Until the spring of 1940, the members of my family who had arrived in England believed they were safe from Hitler’s designs on the Jews. From April on, however, as the German leader, in a matter of months, successfully invaded and conquered six countries—Norway, Denmark, Belgium, the Netherlands, Luxembourg and France—they began to feel they had not fled far enough. By the end of May, the British were evacuating more than 300,000 troops from the French beaches at Dunkirk. Could there be any doubt that Hitler saw England as his next prize?
But where and how could the family run? The grandparents—Emma and Emanuel Spitzer—were too old, my mother’s teen-age sister Franziska, who had arrived on a Kindertransport from Vienna, too young, and my parents were nurturing a newborn. The only ones capable of leaving were Helen and Fritz, my father’s sister and her husband. So dire did the situation seem, they were willing to risk an ocean voyage to Panama even if it meant sailing through waterways infested by German submarines and protected by only the smallest of convoys after the many British naval losses in Norway.
Helen kept a diary during that voyage and the six months that followed in Central America. She and Fritz, and their beloved dog “Darki,” boarded the Napier Star, at Tilbury on the Thames on June 17, 1940. The cargo ship, making for Liverpool, Panama and New Zealand, had room for seventeen passengers.

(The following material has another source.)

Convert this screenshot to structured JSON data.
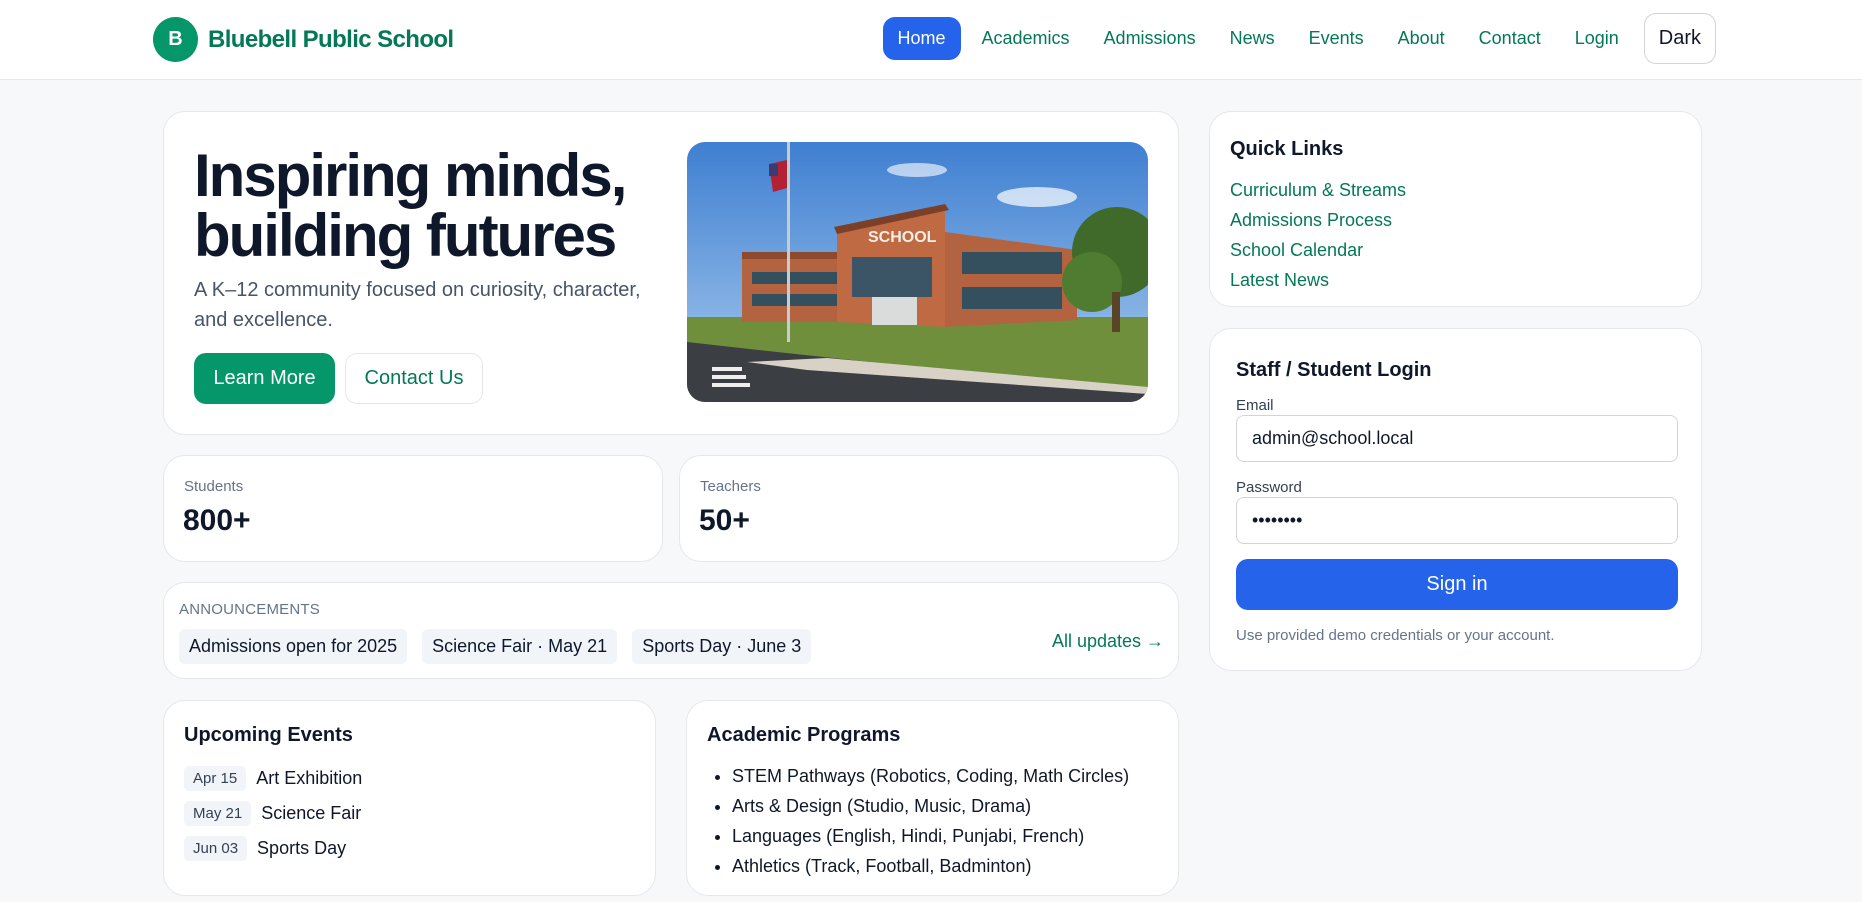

After several days spent gathering a convoy, the ship had just moved out of the English Channel when submarines were sighted. The Napier Star sped hurriedly away in a zig-zag course, but two of the accompanying boats were torpedoed. With passengers on deck in life-jackets, a hair-raising two hours followed before escape was considered assured.
Thereafter the voyage was peaceful, a brief respite from the fears of the past and the insecurity of the future. As they headed south, it was possible to swim in a small pool on board, play deck tennis, and converse with the crew. Passengers were given a tour of the ship from the bridge to the machine room, and shown the navigational instruments, the many maps. Once in the Caribbean, they sailed past Curacao and Aruba, and, after a farewell champagne dinner, arrived in Colon on Panama’s east coast on July 7.

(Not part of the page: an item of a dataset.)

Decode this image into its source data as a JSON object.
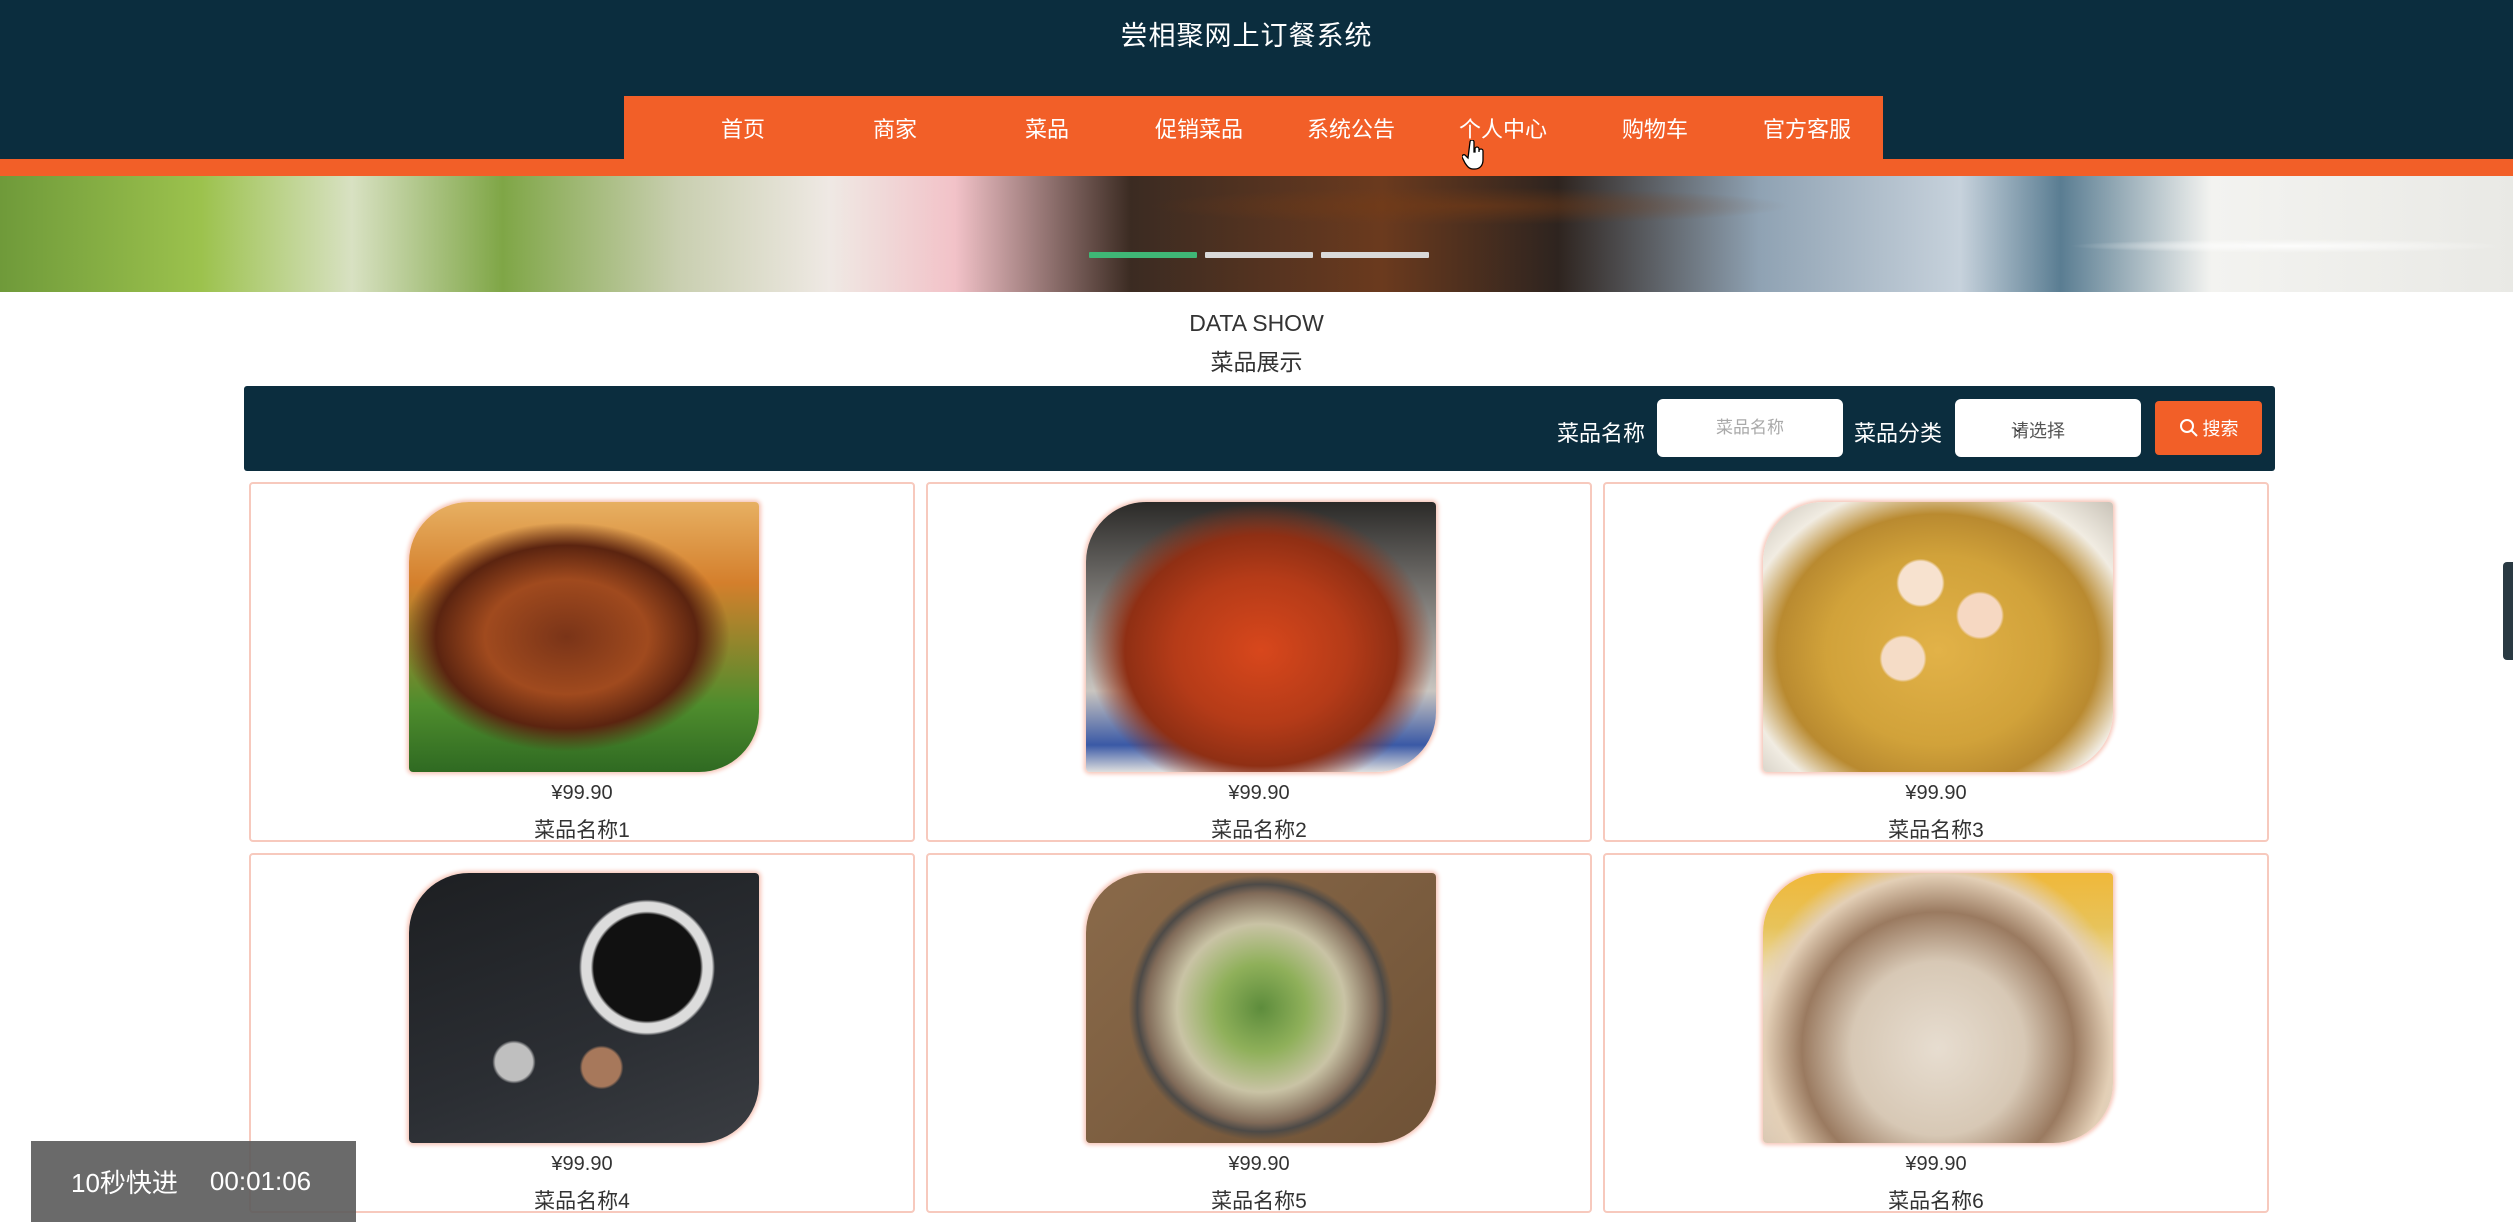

The town made a bad first impression on Helen. Half of it had recently undergone a fire and everything seemed dusty and ugly to her. And her travel experiences in Europe had not prepared her for the the racial diversity of the population “Negros, Mulattos, Japanese, Chinese , mixed races of every sort ” overwhelm her. Initially, only the rich vegetation and the tropical colors give her comfort. In this new world, and without any knowledge of Spanish, she now had to deal with a daunting two-fold task: Find a country that would allow them a temporary stay and, at the same time, pursue the ultimate goal of a U.S. visa.
At first they had their eyes on Ecuador and Helen admits to the successful deployment of her feminine wiles in catching they eye of that country’s consul. Then it became clear that Panama, with its strong American presence in the Canal Zone, would be a better bet. After endless machinations and a move to Panama City, permission to stay was finally granted. Only then did Helen gradually adjust to her surroundings. She recognized the appeal of Colon as a harbor town and–its variety of bars and nightclubs. As bad as the performances in the latter were, she enjoyed observing the artists and the audiences. She even begin to take Spanish lessons, but the news from Europe left her no peace. The diary is a record of desperation. Again and again she rues the day she left the family in England where the Battle of Britain had now begun to rage fiercely and London was under constant attack from the Luftwaffe. Letters took far longer to arrive than news of the latest bombing raids.
Especially distressing during those weeks of waiting, was the news that the Napier Star had been torpedoed and sunk on December 18 while on its return voyage. The captain, fifty-eight crew members, and twelve passengers were lost. “Poor, beloved, old ship,” Helen wrote,” I remember it as a good friend. Each member of the crew remains in my memory.”
By the end of February, 1941, Helen and Fritz were finally on the way to New York. The trip, via Guatemala, Mexico, and across the States, took two months. Only when that journey ended did Helen receive the sad news that her father, with whom she had been very close, had died in March. She was heartbroken. “He was buried far, far from me in foreign soil,” she wrote. “I couldn’t say good-by, not even at his grave.”
The last entry in the diary dated June 14, 1941, marks a year since her departure from England. “Perhaps I am ungrateful,” she concludes. “My life today is varied and has tempo, but something that should fulfill me is missing. Something that would have made the hectic journey worthwhile. Is it the pressure of the war and the world situation? Or the worry about all the danger my loved ones are in? Or, above all, the misery of losing my father, or what it will be like when I am re-united with the others? Today we got a wonderful new car. I have what I want and need and yet I seldom feel a spark of pleasure.”